Monday, Mar. 16, 1953
Report Card
P:In Atlantic City, ten harassed drivers who operate the six special school buses in the northwestern suburban area decided they'd had enough, announced that they hoped never again to have to drive a carload of schoolkids. Their union thought they had valid reasons for their strike. Among them: two boys had threatened to slash one driver with switch-knives unless he drove them directly to their destination; a group of girls had stripped another girl and thrown her panties into the street; students had a habit of hanging smaller kids out windows, of slashing cushions, unscrewing seats, pulling emergency cords, exploding firecrackers, throwing lighted cigarettes at the drivers, squirting them with water pistols, spitting in their faces. As far as the unhappy drivers were concerned, the kids could try walking for a while.
P:Louisiana State University learned that it had not yet escaped the days of Huey Long. Last week the state legislature announced that the $1,500,000 appropriation that the library had been expecting so long would not go to the library after all. Instead, it will pay the cost of adding 22,000 more seats to the seldom-filled 39,200-seat stadium that Huey built. P:Verner W. Clapp, chief assistant librarian of Congress, warned U.S. scientists to restrain themselves.
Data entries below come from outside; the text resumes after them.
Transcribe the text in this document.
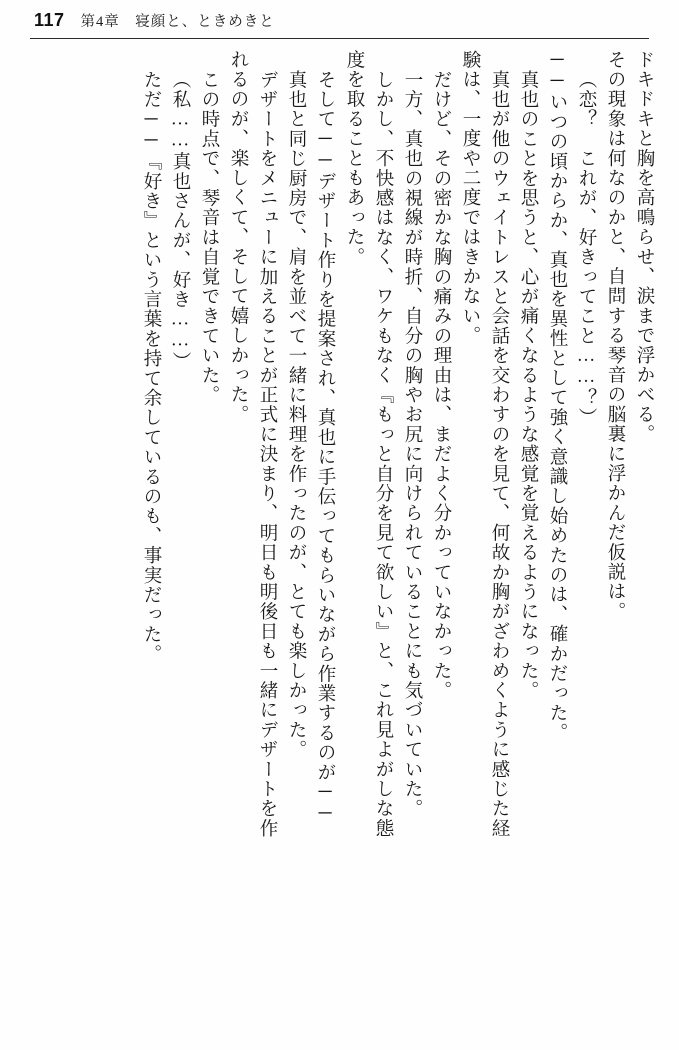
117 第4章　寝顔と、ときめきと
ドキドキと胸を高鳴らせ、涙まで浮かべる。
その現象は何なのかと、自問する琴音の脳裏に浮かんだ仮説は。
（恋？　これが、好きってこと……？）
──いつの頃からか、真也を異性として強く意識し始めたのは、確かだった。
真也のことを思うと、心が痛くなるような感覚を覚えるようになった。
真也が他のウェイトレスと会話を交わすのを見て、何故か胸がざわめくように感じた経
験は、一度や二度ではきかない。
だけど、その密かな胸の痛みの理由は、まだよく分かっていなかった。
一方、真也の視線が時折、自分の胸やお尻に向けられていることにも気づいていた。
しかし、不快感はなく、ワケもなく『もっと自分を見て欲しい』と、これ見よがしな態
度を取ることもあった。
そして──デザート作りを提案され、真也に手伝ってもらいながら作業するのが──
真也と同じ厨房で、肩を並べて一緒に料理を作ったのが、とても楽しかった。
デザートをメニューに加えることが正式に決まり、明日も明後日も一緒にデザートを作
れるのが、楽しくて、そして嬉しかった。
この時点で、琴音は自覚できていた。
（私……真也さんが、好き……）
ただ──『好き』という言葉を持て余しているのも、事実だった。
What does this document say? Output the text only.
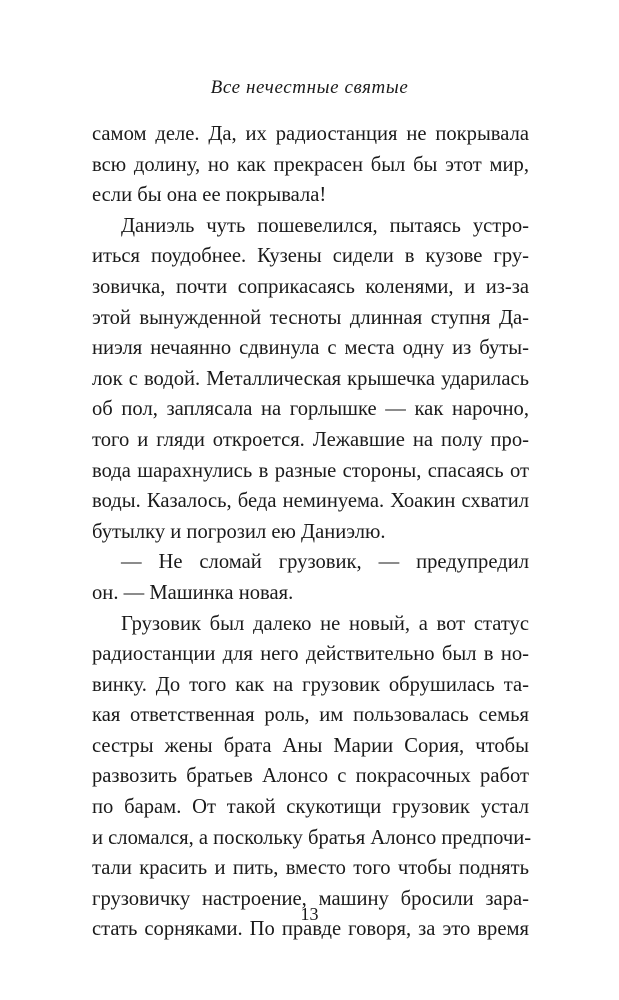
Все нечестные святые
самом деле. Да, их радиостанция не покрывала
всю долину, но как прекрасен был бы этот мир,
если бы она ее покрывала!
Даниэль чуть пошевелился, пытаясь устро-
иться поудобнее. Кузены сидели в кузове гру-
зовичка, почти соприкасаясь коленями, и из-за
этой вынужденной тесноты длинная ступня Да-
ниэля нечаянно сдвинула с места одну из буты-
лок с водой. Металлическая крышечка ударилась
об пол, заплясала на горлышке — как нарочно,
того и гляди откроется. Лежавшие на полу про-
вода шарахнулись в разные стороны, спасаясь от
воды. Казалось, беда неминуема. Хоакин схватил
бутылку и погрозил ею Даниэлю.
— Не сломай грузовик, — предупредил
он. — Машинка новая.
Грузовик был далеко не новый, а вот статус
радиостанции для него действительно был в но-
винку. До того как на грузовик обрушилась та-
кая ответственная роль, им пользовалась семья
сестры жены брата Аны Марии Сория, чтобы
развозить братьев Алонсо с покрасочных работ
по барам. От такой скукотищи грузовик устал
и сломался, а поскольку братья Алонсо предпочи-
тали красить и пить, вместо того чтобы поднять
грузовичку настроение, машину бросили зара-
стать сорняками. По правде говоря, за это время
13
Today, said he, there are nearly 2,000,000 scientific articles that U.S. librarians have not yet had time to catalogue--and the backlog is increasing at the rate of 215,000 a year. P:Union Carbide and Carbon Corp. announced a model scholarship program to send high-school students to college. If all goes according to plan, the program will eventually take care of 400 students, pay their full four-year tuition, add an allowance for books and board, give an annual $600 grant to the colleges that select them.